Taze taze…
***
Akar gibi bir üslup...
Çakıp yanar, söner gibi...
Şöyle göz ucuyla, belki görürler diye suçlu gibi, kaçar gibi...
Yeni bir şeyleri fısıldar gibi...
Susar gibi...
***
Ayrılır kavuşur gibi... Yeni/den buluş/ur gibi...
Her şeyi konuşur gibi…
Bir sırrı ele verir gibi…
***
Birden ısınır birden üşür gibi...
Hava gibi... Su gibi...
Yaz yağmurları uykusu gibi…
Uyur uyanır gibi...
***
Birini çağırır gibi...
***
Bir yeri ağrır gibi...
Çığlık atacakken çığlıklarını yutar gibi...
***
Zamanı tutar gibi...
***
Göz kırpar gibi...
Güzü çırpar gibi...
Toplar gibi baharı… Toplanır gibi…
Kış gibi tıpış çocuklarla oynar gibi…
Yaz gölgeleri gibi…
***
Neresi göğün başlangıcı?!...
Üslubun öylesine aramaklı…
***
Ah bir sevinç ince ince…
Acılar birbirine girince kalemin iniltisi…
***
Yağmur sesi…
Kış kıyamet…
Camlarda buğuların nefesi…
***
İnsan olan herkesi çağırıyor, bak, desinler; sevinsinler.

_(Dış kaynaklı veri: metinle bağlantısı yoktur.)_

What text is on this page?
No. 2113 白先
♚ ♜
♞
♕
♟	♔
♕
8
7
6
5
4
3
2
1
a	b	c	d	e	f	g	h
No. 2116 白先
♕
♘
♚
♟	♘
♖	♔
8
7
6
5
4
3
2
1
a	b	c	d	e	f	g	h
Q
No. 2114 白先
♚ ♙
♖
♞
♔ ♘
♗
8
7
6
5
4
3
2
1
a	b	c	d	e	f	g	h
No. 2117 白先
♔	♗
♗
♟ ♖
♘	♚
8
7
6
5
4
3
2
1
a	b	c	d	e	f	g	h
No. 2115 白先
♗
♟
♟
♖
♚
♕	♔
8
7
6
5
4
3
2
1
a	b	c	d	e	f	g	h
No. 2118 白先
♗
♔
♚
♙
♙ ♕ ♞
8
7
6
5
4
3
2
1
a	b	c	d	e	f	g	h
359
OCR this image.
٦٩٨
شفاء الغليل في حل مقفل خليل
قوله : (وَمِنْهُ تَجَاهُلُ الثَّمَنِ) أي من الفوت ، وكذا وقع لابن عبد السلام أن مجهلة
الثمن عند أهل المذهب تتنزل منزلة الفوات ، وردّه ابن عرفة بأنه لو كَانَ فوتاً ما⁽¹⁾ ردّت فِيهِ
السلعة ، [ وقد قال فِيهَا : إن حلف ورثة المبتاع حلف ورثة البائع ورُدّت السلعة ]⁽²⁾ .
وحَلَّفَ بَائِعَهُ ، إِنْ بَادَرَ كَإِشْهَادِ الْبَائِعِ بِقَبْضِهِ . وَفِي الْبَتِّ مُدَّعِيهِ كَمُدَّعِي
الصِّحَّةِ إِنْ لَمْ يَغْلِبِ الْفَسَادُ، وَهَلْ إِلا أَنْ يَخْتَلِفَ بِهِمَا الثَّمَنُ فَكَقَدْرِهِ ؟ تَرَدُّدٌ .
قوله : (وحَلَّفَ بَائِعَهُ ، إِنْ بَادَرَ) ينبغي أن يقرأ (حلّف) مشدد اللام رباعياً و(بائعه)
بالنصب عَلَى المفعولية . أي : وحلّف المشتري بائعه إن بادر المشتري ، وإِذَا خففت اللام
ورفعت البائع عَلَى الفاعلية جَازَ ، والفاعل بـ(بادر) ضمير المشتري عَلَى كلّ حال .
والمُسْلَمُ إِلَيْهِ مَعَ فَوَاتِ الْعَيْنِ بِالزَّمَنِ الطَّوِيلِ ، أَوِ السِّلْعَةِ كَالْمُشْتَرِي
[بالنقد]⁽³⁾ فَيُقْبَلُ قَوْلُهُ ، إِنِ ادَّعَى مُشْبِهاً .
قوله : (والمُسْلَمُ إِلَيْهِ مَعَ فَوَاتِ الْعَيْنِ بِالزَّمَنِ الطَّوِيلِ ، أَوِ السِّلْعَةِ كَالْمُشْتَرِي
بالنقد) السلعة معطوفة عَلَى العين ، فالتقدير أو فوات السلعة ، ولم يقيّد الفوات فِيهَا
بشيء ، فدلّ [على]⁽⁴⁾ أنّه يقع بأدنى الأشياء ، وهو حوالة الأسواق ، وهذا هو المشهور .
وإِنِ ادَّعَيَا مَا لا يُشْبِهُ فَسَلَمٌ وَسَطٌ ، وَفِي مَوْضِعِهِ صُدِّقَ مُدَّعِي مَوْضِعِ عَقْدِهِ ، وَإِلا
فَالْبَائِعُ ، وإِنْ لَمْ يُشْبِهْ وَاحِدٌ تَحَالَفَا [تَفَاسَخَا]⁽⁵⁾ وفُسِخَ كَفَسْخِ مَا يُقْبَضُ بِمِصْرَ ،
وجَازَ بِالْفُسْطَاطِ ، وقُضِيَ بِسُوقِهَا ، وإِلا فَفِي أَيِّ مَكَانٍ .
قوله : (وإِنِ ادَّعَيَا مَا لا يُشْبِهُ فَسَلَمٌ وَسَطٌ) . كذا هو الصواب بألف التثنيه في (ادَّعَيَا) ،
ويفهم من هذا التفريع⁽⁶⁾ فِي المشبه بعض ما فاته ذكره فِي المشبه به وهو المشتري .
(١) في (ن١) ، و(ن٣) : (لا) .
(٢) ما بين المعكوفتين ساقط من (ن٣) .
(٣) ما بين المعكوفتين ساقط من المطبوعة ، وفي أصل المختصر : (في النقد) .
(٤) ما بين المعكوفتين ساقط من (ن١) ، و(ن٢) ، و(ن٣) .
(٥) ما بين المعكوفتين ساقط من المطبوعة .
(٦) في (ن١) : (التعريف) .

İnsan olan herkese bir selamın olsun; ne olur ki…
***
Seni üslubundan tanısınlar!
Seni üslubunla ansınlar; yansınlar üslubuna.
Bakan bir daha baksın!
***
Zalime bütün nefretini... eliyle, diliyle, kalbiyle...
Ah, mazlumu tutup kendi dertlerini unutup...
***
Ne senin söyle ha: Üslubun, arzın, tarzın, biçimin, seçimin…
***
Allah’la, insanlarla, eşya ile geçimin ne ha, nasıl ha…
***
Her nefeste, her heveste, sarayda, kafeste neyi, nasıl söylersin Allah’a…
***
Üslubuna, elbisene, adımlarına bir baksana!